Pouvait-elle réellement lui faire confiance ? Elle n'arrivait pas à répondre à cette question qui tournait en boucle dans sa tête. Était-il réellement le frère de sa marraine ? Et qui était cette mère qu'il semblait connaître ? Elle qui se savait enfant adoptée…
Elle avait besoin de conseils. Après plusieurs jours d'hésitations, elle décida de demander l'aide de Sirona. Comme à son habitude, elle prit le passage par les toits, puis les bois pour aller se blottir dans les bras de sa seule amie encore en vie.
Arrivée sur place, elle s'arrêta net.

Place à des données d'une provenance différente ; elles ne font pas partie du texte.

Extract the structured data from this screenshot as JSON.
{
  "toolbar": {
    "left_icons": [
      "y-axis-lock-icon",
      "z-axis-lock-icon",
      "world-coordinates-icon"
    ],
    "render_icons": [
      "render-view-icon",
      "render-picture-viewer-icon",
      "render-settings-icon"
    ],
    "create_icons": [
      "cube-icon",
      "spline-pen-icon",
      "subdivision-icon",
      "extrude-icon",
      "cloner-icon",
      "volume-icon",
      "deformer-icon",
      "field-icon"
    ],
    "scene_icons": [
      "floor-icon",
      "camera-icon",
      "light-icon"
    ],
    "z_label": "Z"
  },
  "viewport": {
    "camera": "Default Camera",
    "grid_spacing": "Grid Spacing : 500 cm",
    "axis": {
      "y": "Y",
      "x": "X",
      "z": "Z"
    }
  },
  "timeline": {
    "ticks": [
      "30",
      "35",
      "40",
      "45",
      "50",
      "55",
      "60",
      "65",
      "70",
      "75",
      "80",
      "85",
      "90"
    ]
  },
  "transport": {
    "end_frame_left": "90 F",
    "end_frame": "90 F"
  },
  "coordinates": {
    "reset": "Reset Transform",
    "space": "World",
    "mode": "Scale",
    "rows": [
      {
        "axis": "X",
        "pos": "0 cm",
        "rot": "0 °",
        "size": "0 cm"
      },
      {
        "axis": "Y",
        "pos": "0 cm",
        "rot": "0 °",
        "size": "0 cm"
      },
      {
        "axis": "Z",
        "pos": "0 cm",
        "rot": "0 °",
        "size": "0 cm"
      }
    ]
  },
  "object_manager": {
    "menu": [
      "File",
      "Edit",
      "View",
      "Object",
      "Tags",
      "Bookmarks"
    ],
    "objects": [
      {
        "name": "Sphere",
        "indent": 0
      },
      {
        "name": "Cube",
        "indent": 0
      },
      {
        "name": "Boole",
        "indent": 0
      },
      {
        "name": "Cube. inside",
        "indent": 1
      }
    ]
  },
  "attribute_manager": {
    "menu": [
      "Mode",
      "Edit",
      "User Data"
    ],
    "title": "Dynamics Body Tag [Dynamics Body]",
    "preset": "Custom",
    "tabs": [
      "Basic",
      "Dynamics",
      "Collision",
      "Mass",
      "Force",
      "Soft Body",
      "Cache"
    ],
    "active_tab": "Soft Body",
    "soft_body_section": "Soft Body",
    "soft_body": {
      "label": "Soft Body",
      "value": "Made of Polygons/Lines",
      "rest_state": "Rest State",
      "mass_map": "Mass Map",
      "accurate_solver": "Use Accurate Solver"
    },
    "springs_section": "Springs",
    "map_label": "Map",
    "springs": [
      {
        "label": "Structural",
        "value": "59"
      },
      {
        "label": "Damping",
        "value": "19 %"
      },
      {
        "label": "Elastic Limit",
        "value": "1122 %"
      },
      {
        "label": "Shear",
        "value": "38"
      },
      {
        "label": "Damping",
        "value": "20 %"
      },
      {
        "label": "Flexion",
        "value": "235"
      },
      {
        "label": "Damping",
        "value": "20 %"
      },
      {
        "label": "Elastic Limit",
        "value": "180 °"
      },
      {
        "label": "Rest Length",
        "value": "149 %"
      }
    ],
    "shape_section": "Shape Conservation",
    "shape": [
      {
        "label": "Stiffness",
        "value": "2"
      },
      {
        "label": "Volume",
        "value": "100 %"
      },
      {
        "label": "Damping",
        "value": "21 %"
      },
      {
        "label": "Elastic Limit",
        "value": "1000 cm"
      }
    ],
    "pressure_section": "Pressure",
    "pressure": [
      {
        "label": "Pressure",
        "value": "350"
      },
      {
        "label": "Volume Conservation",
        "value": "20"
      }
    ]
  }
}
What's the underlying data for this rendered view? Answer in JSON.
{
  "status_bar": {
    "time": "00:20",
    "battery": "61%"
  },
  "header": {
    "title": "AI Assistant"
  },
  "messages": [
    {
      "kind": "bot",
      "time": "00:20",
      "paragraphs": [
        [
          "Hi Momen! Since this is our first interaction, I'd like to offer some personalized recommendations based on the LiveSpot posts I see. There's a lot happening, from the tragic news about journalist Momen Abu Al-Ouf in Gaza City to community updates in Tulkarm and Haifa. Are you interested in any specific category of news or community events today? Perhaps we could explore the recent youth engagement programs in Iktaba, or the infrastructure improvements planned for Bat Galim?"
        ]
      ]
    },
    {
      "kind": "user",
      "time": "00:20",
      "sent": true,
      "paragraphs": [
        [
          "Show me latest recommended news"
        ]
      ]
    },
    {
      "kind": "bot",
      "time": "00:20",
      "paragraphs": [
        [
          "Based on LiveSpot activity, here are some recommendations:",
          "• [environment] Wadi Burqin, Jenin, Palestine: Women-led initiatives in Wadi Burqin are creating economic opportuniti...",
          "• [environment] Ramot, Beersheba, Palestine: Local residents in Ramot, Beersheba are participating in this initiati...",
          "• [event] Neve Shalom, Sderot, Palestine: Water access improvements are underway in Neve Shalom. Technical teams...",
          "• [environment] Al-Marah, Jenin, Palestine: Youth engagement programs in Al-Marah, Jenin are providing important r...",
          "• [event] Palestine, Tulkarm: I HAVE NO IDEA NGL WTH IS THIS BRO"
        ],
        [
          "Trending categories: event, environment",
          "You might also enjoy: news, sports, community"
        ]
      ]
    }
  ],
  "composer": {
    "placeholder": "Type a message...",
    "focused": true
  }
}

Elle aurait volontiers fait marche arrière mais elle avait été repérée et dut se résoudre à avancer. Elle s'assit en silence à l'endroit habituel. Akadeus avait pris soin de ne pas occuper sa place. C'est aussi lui qui brisa le silence.
— Cela fait plusieurs nuits que je vous attends ici.
Rose regarda cet homme dont les yeux bleus avaient pris la couleur de la nuit.
— Pardonnez-moi mais je ne savais pas que nous avions rendez-vous.
L'homme sourit à cette remarque spontanée.
— Non, en effet, mais j'osais espérer…
Il s'arrêta, cherchant le meilleur angle de tir. Finalement, il préféra faire dévier le sujet.
— Avez-vous réfléchi à ma proposition ?
Rose n'avait fait que cela mais ne savait toujours pas quoi répondre.
— Vous voulez dire votre protection contre l'abandon de mon corps à votre bon vouloir…
— Je comprends que vous l'interprétiez ainsi, mais sachez que ma protection vous est acquise de plein droit…
— Puis-je parler librement ?
— Je vous en prie, Princesse Rose.
— Ne craignez-vous pas que je vous assassine. Je veux dire par-là que vous êtes dans mon élément ici... Vous semblez sans défense, et je suis très agile sur les branches. Vous qui semblez connaître mes dons bien mieux que je ne les connais moi-même… ne devriez-vous pas être plus méfiant ?
Akadeus sourit à cette question mais prit la peine de lui répondre, sans ombrage.
— Vous avez raison de souligner ce point et de m'imaginer désarmé. Mais je ne suis pas sans défense pour autant.
Rose regarda autour d'elle pour voir si des gardes étaient postés non loin de là. Elle ne vit personne et se mit à scruter les expressions de son roi.
— Je ne comprends pas…
— Vous êtes ma meilleure arme, fille de Sirona. Certes, vous êtes entraînée pour le combat. Mais vous êtes avant tout une guérisseuse de la lignée de la grande déesse de la Lune.
« Guérisseuse », Akadeus l'avait déjà évoqué lors de leur dernier entretien : selon lui, les réponses étaient dans les anciens manuscrits. Rose restait toutefois dubitative : à part son habileté et sa grande force lors des combats rapprochés, elle n'avait rien remarqué de surnaturel en elle.
Il prit le menton de la demoiselle pour avoir la possibilité de la regarder dans les yeux. Rose le sonda aussi de ses yeux d'argent. « Il n'a peut-être pas tort… », pensa-t-elle. Et à cet instant précis, elle se sentit plus proche de lui que de quiconque d'autre.